Die wenigsten Menschen wollen den Tag im Bett einfach mit süßem Nichtstun verbringen. Was gibt es Gemütlicheres, als sich mit all den Büchern und Zeitschriften einzudecken, die schon lange darauf warten, endlich gelesen zu werden. Wer stattdessen lieber filmisch auf Fantasiereisen geht, macht einfach einen DVD-Marathon oder nimmt sich seine liebsten Online-Serien Folge für Folge vor. Falls Sie die Entspannung nicht allein genießen, ist es wunderbar erfrischend, anschließend den Inhalt der Filme und Serien ausgiebig zu besprechen – gemütlich unter der Decke, vielleicht mit einer warmen Tasse Tee oder noch einem Kaffee.

10. Zeit zum Kuscheln

Selbstverständlich eignet sich so ein Entspannungstag hervorragend, um ihn zu zweit zu verbringen.
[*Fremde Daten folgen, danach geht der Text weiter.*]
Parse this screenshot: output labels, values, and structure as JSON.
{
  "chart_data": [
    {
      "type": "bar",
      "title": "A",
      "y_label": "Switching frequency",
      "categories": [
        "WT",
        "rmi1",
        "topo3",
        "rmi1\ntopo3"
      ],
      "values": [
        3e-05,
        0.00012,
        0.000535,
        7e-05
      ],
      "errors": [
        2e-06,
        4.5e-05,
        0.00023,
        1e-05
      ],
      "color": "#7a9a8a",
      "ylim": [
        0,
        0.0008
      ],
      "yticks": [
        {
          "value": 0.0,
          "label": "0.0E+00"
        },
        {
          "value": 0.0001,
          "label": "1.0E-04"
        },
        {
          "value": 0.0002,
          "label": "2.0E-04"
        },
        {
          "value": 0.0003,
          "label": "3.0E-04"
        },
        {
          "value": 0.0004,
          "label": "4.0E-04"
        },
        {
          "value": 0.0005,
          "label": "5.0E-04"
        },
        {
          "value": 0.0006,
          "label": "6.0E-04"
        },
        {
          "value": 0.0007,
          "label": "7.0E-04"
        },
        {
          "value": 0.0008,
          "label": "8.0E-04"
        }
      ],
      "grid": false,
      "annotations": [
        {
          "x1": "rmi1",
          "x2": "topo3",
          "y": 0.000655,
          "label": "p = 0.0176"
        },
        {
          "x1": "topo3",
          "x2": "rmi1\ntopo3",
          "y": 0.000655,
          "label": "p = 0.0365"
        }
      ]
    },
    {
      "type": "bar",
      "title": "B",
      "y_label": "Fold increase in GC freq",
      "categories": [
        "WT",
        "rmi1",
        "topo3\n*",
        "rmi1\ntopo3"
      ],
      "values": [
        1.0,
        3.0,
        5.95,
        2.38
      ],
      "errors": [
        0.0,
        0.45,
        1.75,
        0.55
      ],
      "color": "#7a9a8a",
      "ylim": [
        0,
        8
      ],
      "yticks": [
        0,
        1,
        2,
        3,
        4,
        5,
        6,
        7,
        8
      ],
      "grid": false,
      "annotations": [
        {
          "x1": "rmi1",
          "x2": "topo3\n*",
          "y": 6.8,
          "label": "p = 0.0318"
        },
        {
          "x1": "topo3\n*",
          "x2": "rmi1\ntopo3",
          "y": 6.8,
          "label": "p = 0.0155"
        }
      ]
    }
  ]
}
Gerade bei einem ansonsten stets vollen Terminkalender kommt die Zeit zum Kuscheln häufig zu kurz. Am Besten schon vorab leckere Köstlichkeiten wie süße Früchte oder auch Massageöle bereitstellen und dann ganz ohne Zeitdruck gegenseitig verwöhnen. Insbesondere, wer alleine kuschelt, sollte auf hochwertige Kissen und Decken achten!

Mehr als Schlafen – umfassende Erholung genießen

Wenn nicht jetzt, wann dann? Falls Sie sich schon immer danach sehnten, einmal einen ganzen Tag im Bett zu verbringen, dann genehmigen Sie sich diesen Luxus. Die zehn Inspirationen zeigen, dass die kleine selbst verordnete Zeit für Entspannung je nach Belieben entweder ein wunderbares Faulenzen sein kann – oder besonders aktiver Genuss. Tatsächlich können Sie dabei überaus tätig sein: Mit einer umfassenden körperlichen Erholung, wohltuendem Schlaf, mit Tagträumen sowie kulturellen wie kulinarischen und rundum sinnlichen Genüssen.